Rhoooo. Je suis encore dans un bordel pas possible! Ca devient de pire en pire: mes différents sacs et valises s'entassent en attendant qu'une apparition divine (en l'occurence, moi) vienne se bouger un peu pour ranger ce vaste gouffre sanguinolant de bouquins trop lus et de lettres froissées qui est sencé me servir de chambre.
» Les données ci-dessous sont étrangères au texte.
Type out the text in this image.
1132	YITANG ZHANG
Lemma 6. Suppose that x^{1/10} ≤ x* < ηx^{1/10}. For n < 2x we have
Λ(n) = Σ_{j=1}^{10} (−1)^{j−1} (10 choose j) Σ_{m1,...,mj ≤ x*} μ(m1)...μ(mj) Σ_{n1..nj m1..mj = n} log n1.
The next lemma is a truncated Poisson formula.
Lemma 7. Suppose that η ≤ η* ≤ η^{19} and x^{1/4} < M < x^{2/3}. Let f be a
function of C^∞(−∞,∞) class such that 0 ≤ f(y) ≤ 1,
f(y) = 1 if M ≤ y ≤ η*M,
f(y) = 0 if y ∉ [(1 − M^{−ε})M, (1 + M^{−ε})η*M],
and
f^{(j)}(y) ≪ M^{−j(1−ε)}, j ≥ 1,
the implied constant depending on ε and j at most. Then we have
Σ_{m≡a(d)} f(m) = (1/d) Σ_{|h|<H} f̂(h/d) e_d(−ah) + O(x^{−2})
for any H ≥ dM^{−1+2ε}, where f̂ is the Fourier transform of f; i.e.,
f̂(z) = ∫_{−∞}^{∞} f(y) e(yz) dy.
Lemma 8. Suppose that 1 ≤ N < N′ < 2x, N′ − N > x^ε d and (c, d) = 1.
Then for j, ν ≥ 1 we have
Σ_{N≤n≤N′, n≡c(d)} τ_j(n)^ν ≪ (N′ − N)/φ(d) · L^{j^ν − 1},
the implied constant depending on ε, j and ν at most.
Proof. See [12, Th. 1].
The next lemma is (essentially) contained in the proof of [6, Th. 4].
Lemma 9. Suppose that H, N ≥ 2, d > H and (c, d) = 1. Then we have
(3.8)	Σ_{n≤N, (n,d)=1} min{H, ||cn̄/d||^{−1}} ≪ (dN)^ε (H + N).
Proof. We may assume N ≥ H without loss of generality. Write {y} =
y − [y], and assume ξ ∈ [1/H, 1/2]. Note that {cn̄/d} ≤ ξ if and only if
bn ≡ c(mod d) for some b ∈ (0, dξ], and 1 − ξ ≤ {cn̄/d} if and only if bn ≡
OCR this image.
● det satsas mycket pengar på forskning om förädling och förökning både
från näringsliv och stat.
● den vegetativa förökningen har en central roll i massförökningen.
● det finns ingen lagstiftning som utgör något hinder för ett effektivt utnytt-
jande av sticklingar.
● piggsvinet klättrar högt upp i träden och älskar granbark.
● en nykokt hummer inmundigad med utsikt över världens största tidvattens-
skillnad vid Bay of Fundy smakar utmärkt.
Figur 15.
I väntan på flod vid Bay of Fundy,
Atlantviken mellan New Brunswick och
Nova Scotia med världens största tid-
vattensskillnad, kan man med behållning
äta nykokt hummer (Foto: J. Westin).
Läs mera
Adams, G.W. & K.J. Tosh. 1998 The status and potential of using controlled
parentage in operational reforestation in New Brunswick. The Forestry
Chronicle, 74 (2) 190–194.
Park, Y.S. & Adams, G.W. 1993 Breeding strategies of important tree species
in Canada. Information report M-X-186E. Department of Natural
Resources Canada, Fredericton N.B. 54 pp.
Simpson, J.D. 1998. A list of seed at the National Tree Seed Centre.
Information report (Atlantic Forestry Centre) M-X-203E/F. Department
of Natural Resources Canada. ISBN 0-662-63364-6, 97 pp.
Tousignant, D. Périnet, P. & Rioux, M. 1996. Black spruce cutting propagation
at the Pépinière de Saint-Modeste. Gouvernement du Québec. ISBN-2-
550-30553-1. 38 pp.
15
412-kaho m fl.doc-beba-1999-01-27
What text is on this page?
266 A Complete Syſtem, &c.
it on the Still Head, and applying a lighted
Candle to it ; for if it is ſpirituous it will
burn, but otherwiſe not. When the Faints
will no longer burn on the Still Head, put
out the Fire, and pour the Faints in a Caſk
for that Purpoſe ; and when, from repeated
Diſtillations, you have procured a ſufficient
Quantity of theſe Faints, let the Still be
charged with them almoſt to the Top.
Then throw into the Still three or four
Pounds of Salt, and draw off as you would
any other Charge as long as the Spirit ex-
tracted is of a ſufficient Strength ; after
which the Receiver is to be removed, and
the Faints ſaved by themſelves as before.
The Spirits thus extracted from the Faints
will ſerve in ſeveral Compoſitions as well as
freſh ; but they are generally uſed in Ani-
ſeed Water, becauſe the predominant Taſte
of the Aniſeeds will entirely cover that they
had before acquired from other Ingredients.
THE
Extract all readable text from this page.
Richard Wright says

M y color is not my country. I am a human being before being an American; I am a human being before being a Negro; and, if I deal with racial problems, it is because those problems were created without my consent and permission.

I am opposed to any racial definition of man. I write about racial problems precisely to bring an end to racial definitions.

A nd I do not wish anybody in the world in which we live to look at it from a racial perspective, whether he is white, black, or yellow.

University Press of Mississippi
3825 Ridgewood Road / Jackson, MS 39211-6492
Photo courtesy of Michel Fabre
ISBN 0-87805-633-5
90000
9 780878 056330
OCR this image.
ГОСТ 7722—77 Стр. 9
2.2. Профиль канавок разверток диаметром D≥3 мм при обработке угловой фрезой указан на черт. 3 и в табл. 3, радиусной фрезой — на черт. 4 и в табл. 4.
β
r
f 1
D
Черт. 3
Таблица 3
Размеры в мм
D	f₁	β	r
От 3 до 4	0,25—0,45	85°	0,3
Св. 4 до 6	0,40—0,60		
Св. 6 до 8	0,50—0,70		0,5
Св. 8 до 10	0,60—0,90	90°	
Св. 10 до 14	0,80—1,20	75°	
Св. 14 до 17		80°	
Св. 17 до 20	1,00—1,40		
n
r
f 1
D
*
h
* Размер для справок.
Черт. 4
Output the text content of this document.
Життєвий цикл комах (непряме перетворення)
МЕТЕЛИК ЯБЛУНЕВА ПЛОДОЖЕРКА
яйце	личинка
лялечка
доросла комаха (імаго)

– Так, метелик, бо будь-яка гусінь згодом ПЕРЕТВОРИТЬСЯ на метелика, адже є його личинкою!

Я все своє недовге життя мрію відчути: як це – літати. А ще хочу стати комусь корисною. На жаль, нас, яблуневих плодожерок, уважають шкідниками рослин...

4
Bon. Je suis arrivée à St Dié après l'anniversaire de ma soeur et un long périple dans un TGV à écouter les beatles et blind melon (ce qui a donné lieu à une reflexion intense sur l'origine du mot melon dont je vous épargnerais l'ennuyeuse déblatération). Evidemment je t'ai sauté dans les bras presque en pleurant de bonheur... Et oui, 24 jours, c'est long. Après une journée de glandouille, d'adaptation au climat (et oui! La chaleur des Vosges, c'est autre chose que la Bretagne) et de baignade, on est allés, le 3° jours, visiter St Dié et son super Musée. Il y avait des uniformes qui allaient de 1945 à 1820 (oui, on a fait la visite à l'envers) et une alarme qui en a fait paniqué plus d'un! Et c'est sans compter le bouton magique...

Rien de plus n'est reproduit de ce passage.